Na década de 80, surgiu no Brasil a necessidade de substituir a importação de petróleo, que causava impactos sobre a balança comercial do país, pelo álcool da cana-de-açúcar. Criou-se então o Pro-álcool, com a finalidade de incentivar a produção da cana-de açúcar. Esse programa governamental, na ânsia de obter maior produção, gerou alguns movimentos que alteraram a rotina do setor do agronegócio. Em um desses movimentos, a usina Trapiche, em Pernambuco, foi parar nas mãos de um usineiro de Alagoas. A usina localizava-se nas próximo ao estuário do Rio Sirinhaém, cercado de cana por todos os lados.

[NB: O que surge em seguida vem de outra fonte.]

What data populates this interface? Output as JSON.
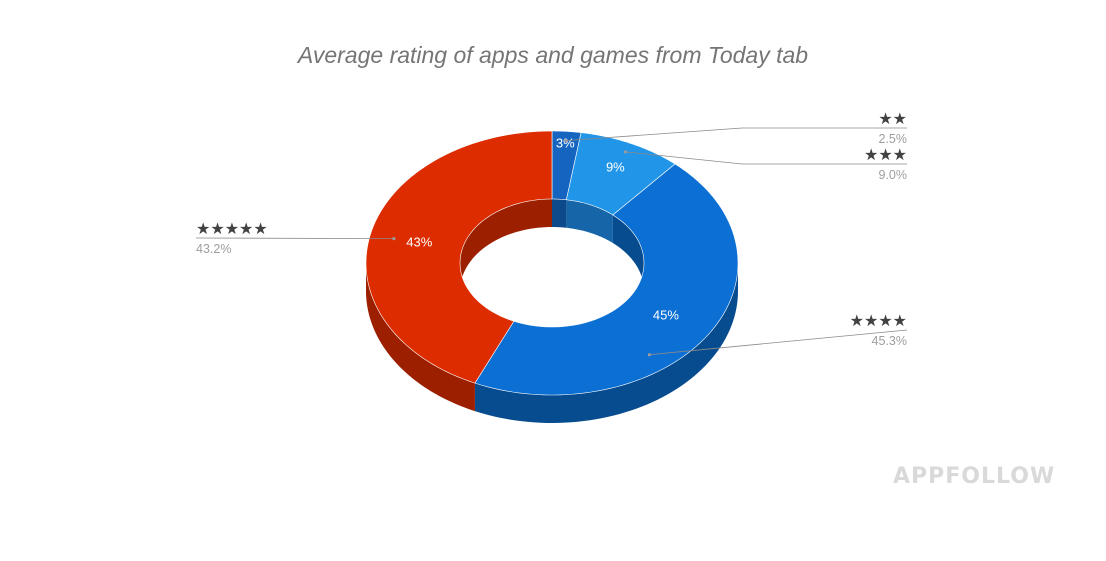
{
  "chart_data": {
    "type": "pie",
    "variant": "3d-donut",
    "title": "Average rating of apps and games from Today tab",
    "slices": [
      {
        "name": "★★",
        "label": "★★",
        "value": 2.5,
        "slice_label": "3%",
        "legend_value": "2.5%",
        "color": "#1565c0",
        "side_color": "#0d4a8c",
        "legend_side": "right"
      },
      {
        "name": "★★★",
        "label": "★★★",
        "value": 9.0,
        "slice_label": "9%",
        "legend_value": "9.0%",
        "color": "#2196e8",
        "side_color": "#1565a8",
        "legend_side": "right"
      },
      {
        "name": "★★★★",
        "label": "★★★★",
        "value": 45.3,
        "slice_label": "45%",
        "legend_value": "45.3%",
        "color": "#0b6fd4",
        "side_color": "#084c90",
        "legend_side": "right"
      },
      {
        "name": "★★★★★",
        "label": "★★★★★",
        "value": 43.2,
        "slice_label": "43%",
        "legend_value": "43.2%",
        "color": "#dd2c00",
        "side_color": "#9c1f00",
        "legend_side": "left"
      }
    ]
  },
  "watermark": "APPFOLLOW"
}
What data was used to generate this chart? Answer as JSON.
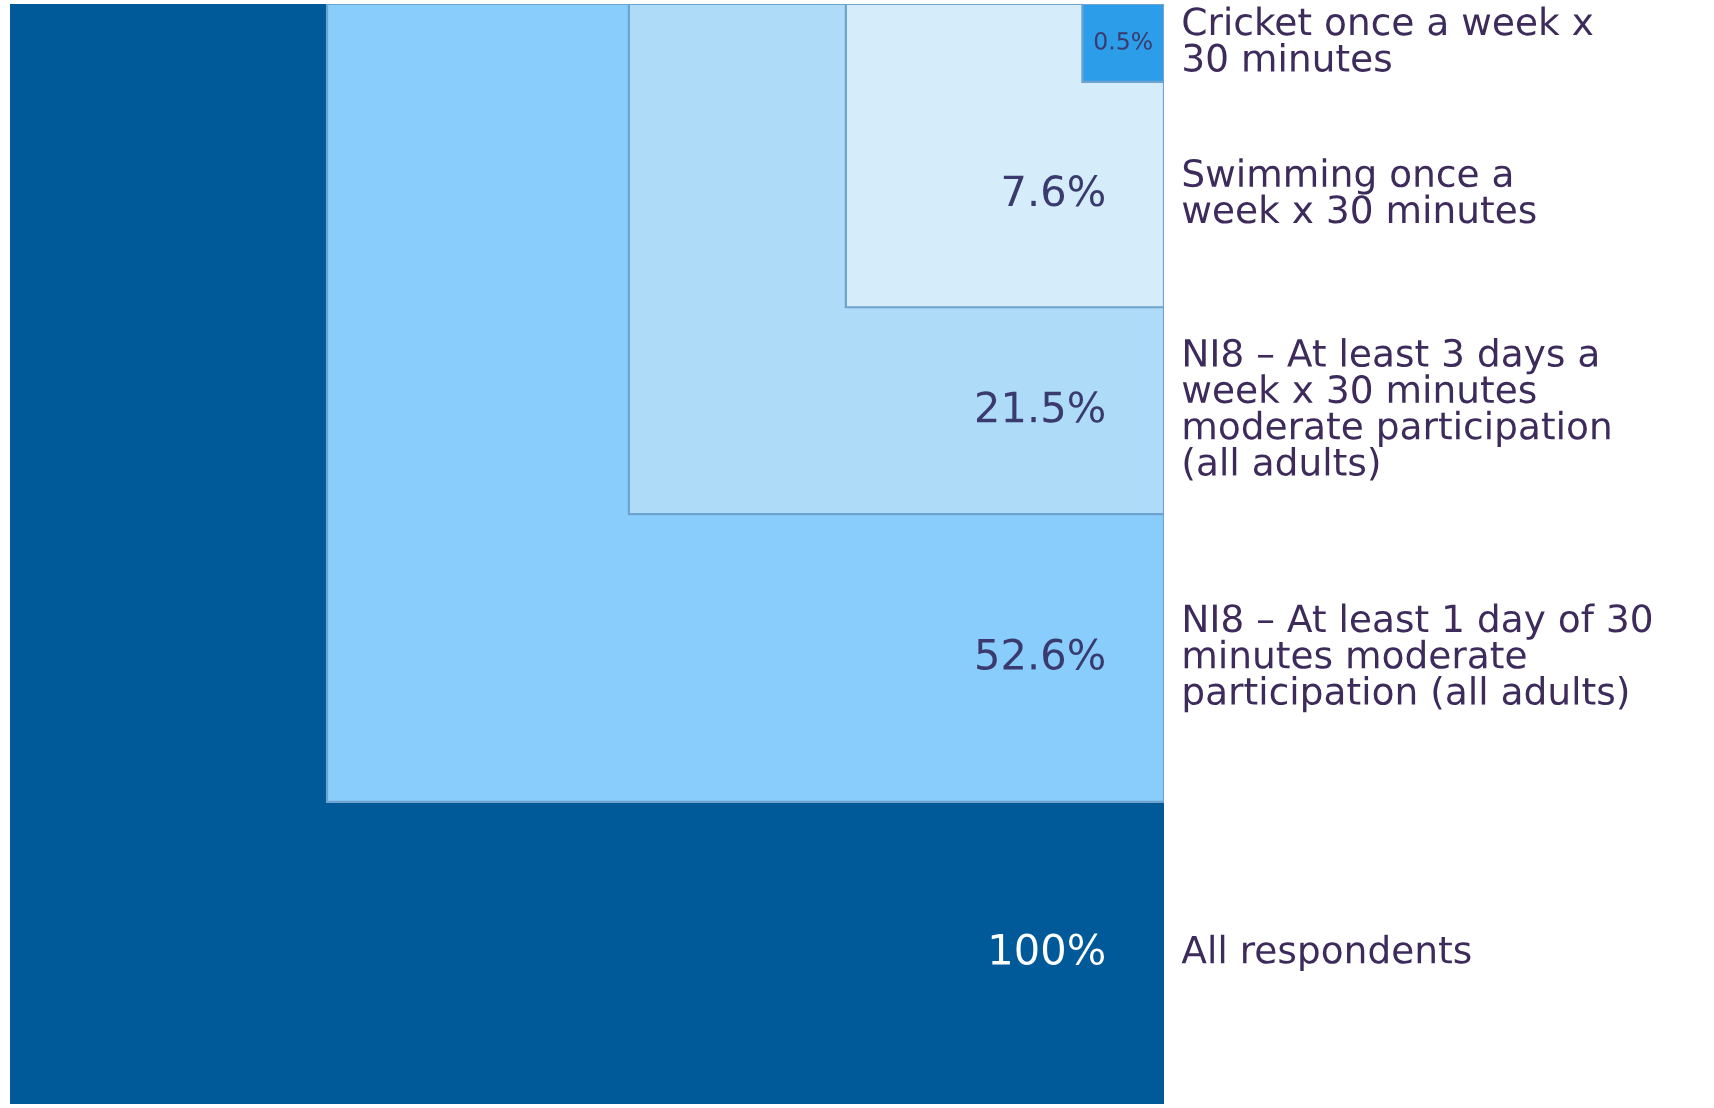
{
  "chart_data": {
    "type": "other",
    "categories": [
      "All respondents",
      "NI8 – At least 1 day of 30\nminutes moderate\nparticipation (all adults)",
      "NI8 – At least 3 days a\nweek x 30 minutes\nmoderate participation\n(all adults)",
      "Swimming once a\nweek x 30 minutes",
      "Cricket once a week x\n30 minutes"
    ],
    "values": [
      100,
      52.6,
      21.5,
      7.6,
      0.5
    ],
    "value_labels": [
      "100%",
      "52.6%",
      "21.5%",
      "7.6%",
      "0.5%"
    ],
    "colors": [
      "#005a9a",
      "#88cdfb",
      "#aedbf8",
      "#d5edfb",
      "#2b9de9"
    ]
  }
}
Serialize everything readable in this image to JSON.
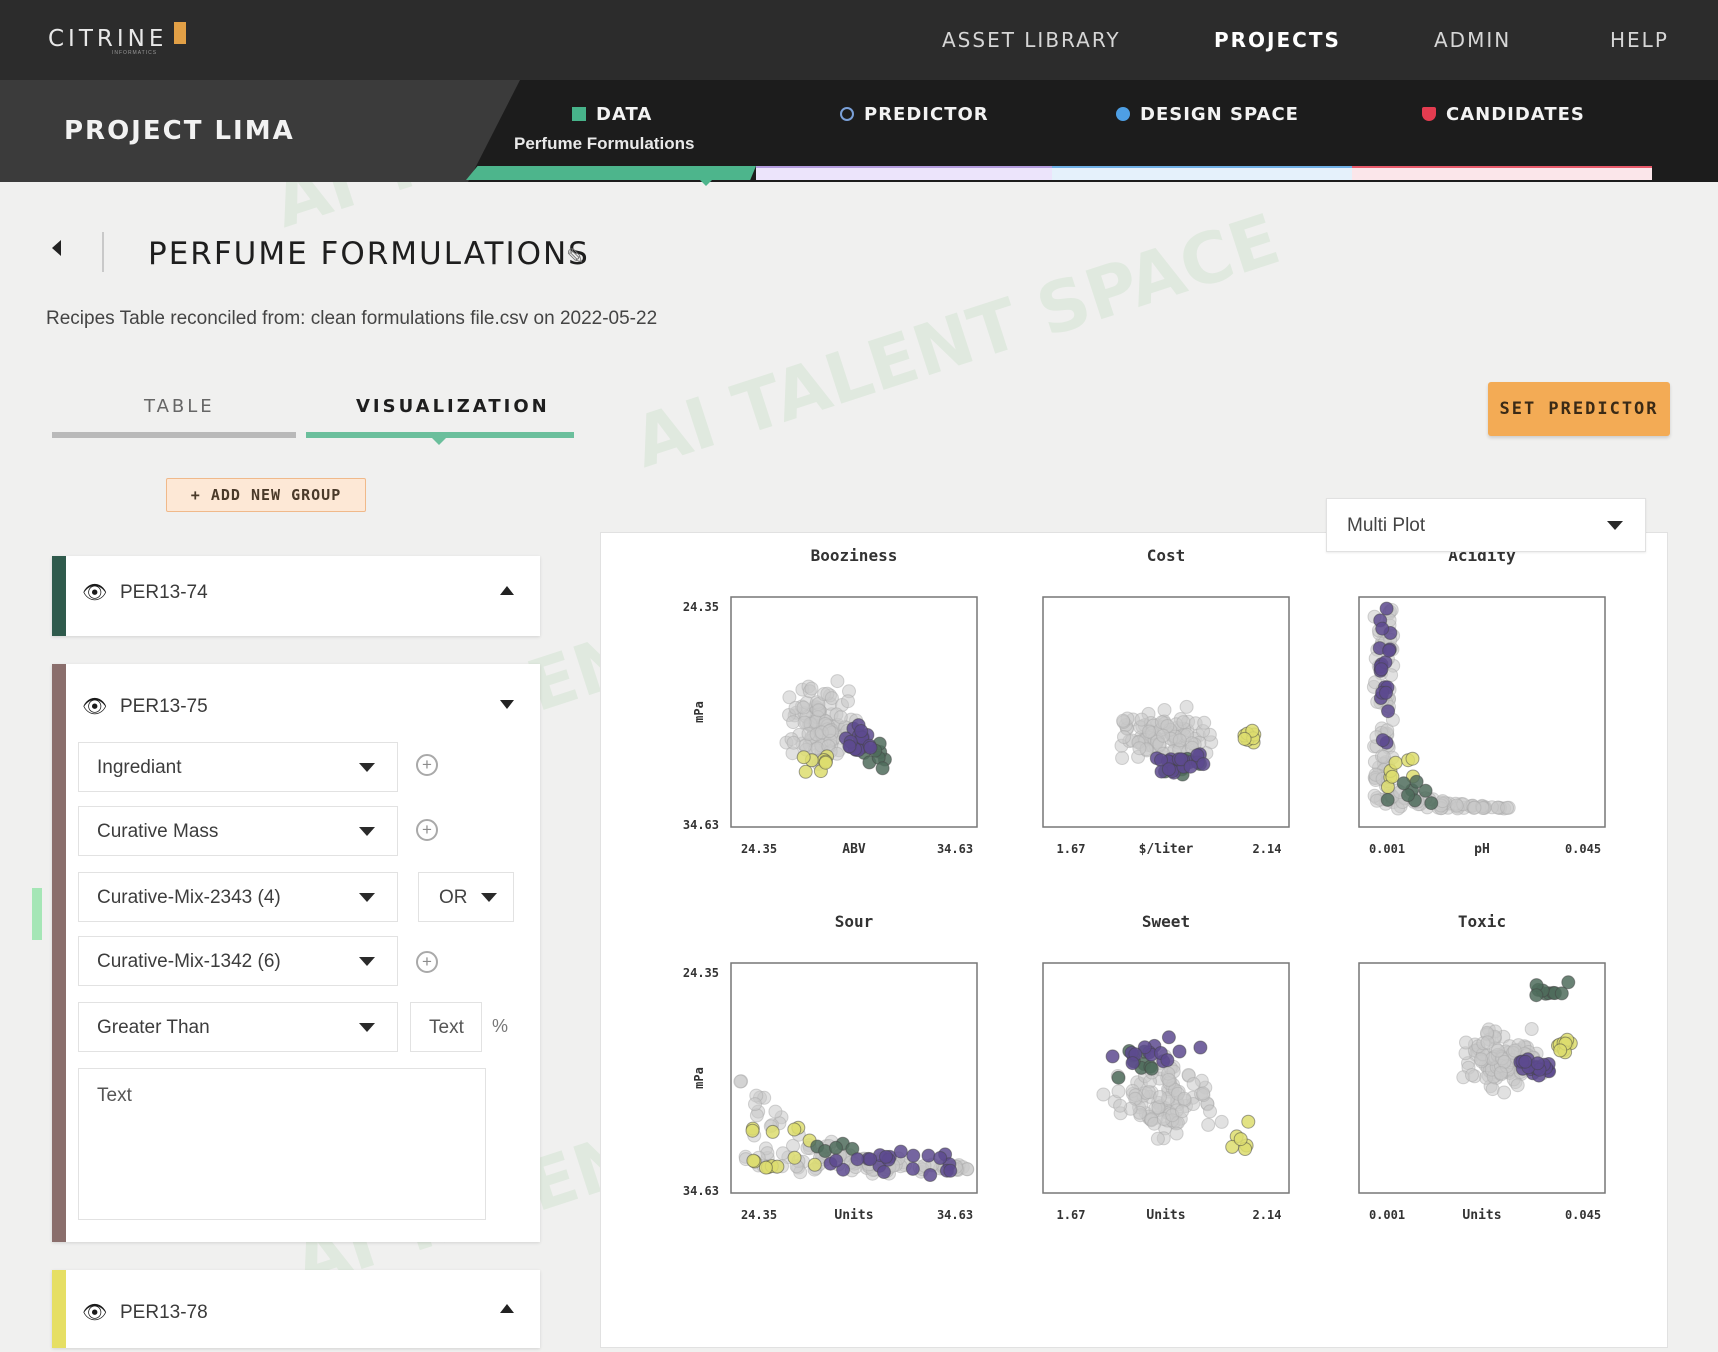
{
  "nav": {
    "logo": "CITRINE",
    "logo_sub": "INFORMATICS",
    "items": [
      "ASSET LIBRARY",
      "PROJECTS",
      "ADMIN",
      "HELP"
    ],
    "active": "PROJECTS"
  },
  "project": {
    "title": "PROJECT LIMA",
    "steps": [
      {
        "label": "DATA",
        "sub": "Perfume Formulations",
        "icon": "table-icon",
        "color": "#47b38a"
      },
      {
        "label": "PREDICTOR",
        "icon": "cycle-icon",
        "color": "#b49ddf"
      },
      {
        "label": "DESIGN SPACE",
        "icon": "lightbulb-icon",
        "color": "#6fb0e6"
      },
      {
        "label": "CANDIDATES",
        "icon": "trophy-icon",
        "color": "#e95a6b"
      }
    ]
  },
  "page": {
    "title": "PERFUME FORMULATIONS",
    "subtitle": "Recipes Table reconciled from: clean formulations file.csv on 2022-05-22"
  },
  "tabs": [
    {
      "label": "TABLE"
    },
    {
      "label": "VISUALIZATION",
      "active": true
    }
  ],
  "buttons": {
    "set_predictor": "SET PREDICTOR",
    "add_group": "+ ADD NEW GROUP"
  },
  "groups": [
    {
      "name": "PER13-74",
      "color": "#2f5a4c",
      "expanded": false
    },
    {
      "name": "PER13-75",
      "color": "#8a6e6c",
      "expanded": true,
      "fields": {
        "field1": "Ingrediant",
        "field2": "Curative Mass",
        "field3": "Curative-Mix-2343 (4)",
        "operator": "OR",
        "field4": "Curative-Mix-1342 (6)",
        "comparison": "Greater Than",
        "value_placeholder": "Text",
        "unit": "%",
        "notes_placeholder": "Text"
      }
    },
    {
      "name": "PER13-78",
      "color": "#e6df64",
      "expanded": false
    }
  ],
  "plot_selector": "Multi Plot",
  "colors": {
    "purple": "#5d4a8f",
    "green": "#4f6c5c",
    "yellow": "#dddd6e",
    "gray": "#c8c8c8",
    "accent": "#f3ab55"
  },
  "chart_data": [
    {
      "type": "scatter",
      "title": "Booziness",
      "xlabel": "ABV",
      "ylabel": "mPa",
      "xticks": [
        "24.35",
        "34.63"
      ],
      "yticks": [
        "24.35",
        "34.63"
      ],
      "pattern": "cluster-center"
    },
    {
      "type": "scatter",
      "title": "Cost",
      "xlabel": "$/liter",
      "ylabel": "",
      "xticks": [
        "1.67",
        "2.14"
      ],
      "yticks": [],
      "pattern": "cluster-mid"
    },
    {
      "type": "scatter",
      "title": "Acidity",
      "xlabel": "pH",
      "ylabel": "",
      "xticks": [
        "0.001",
        "0.045"
      ],
      "yticks": [],
      "pattern": "l-shape"
    },
    {
      "type": "scatter",
      "title": "Sour",
      "xlabel": "Units",
      "ylabel": "mPa",
      "xticks": [
        "24.35",
        "34.63"
      ],
      "yticks": [
        "24.35",
        "34.63"
      ],
      "pattern": "decay"
    },
    {
      "type": "scatter",
      "title": "Sweet",
      "xlabel": "Units",
      "ylabel": "",
      "xticks": [
        "1.67",
        "2.14"
      ],
      "yticks": [],
      "pattern": "spread"
    },
    {
      "type": "scatter",
      "title": "Toxic",
      "xlabel": "Units",
      "ylabel": "",
      "xticks": [
        "0.001",
        "0.045"
      ],
      "yticks": [],
      "pattern": "upper-right"
    }
  ]
}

Em muitos relatos técnicos não constam as histórias das muitas Marias e Josés que viviam nas Ilhas do estuário do Rio Sirinhaém. Como, por exemplo, a de Maria de Nazareth, que nasceu nas Ilhas de em Sirinhaém. Nesta mesma história também não entraram o pai, a mãe, os avós e bisavós dela, embora vivessem no mesmo cenário de expansão do Pró-alcool.
Moravam em duas pequenas ilhas do Estuário do Rio Sirinhaém, de onde retiravam o sustento com a agricultura e a pesca. Além de Maria de Nazareth, outras cinco Marias e nove Josés, de uma mesma família, inspiraram um tom místico, de religiosidade ou predestinação. Maria Nazareno, Maria José, Maria da Conceição, Maria Isabel e Maria das Graças, esta última, quando adulta, mudou seu nome para Maria das Dores. E os irmãos: que eram José Maria, José Francisco, José Pedro e mais outros seis Josés.
Maria de Nazareth e seus catorze irmãos, assim como todos os meninos e meninas das ilhas, corriam entre os manguezais e depois se banhavam no rio, cuja água, de tão pura, refletia o azul do céu. De atiradeira, de rede ou anzol, os peixes subiam para o barco, e as crianças viam e aprendiam. Aprenderam a plantar o milho, o feijão e outras espécies. Aprenderam, também, a cultivar boas relações com as centenas de famílias que viviam nas ilhas.
Nazareth também aprendeu a conviver harmoniosamente com o mangue. Conhecia bem o de botão, o branco, o preto, o dos bem-te-vis, dos carcarás e garças. Com outras crianças, brincava de se atolar na lama até o peito, e depois se jogava no mar que considerava seu, porque tudo na ilha era assim, do povo. Terra da União.
A história oficial não conta, mas foi nestas ilhas que Nazareth construiu sua família. Tudo o que aprendeu, com os pais e avós, passou para os filhos. Mas para a sua tristeza, a ilha deixou de ser do povo. As crianças já não brincavam nas margens lamacentas, já não corriam pelos mangues, praticamente não se via mais as crianças. As ilhas agora eram da cana-de-açúcar, e as famílias foram apartadas do que eram delas.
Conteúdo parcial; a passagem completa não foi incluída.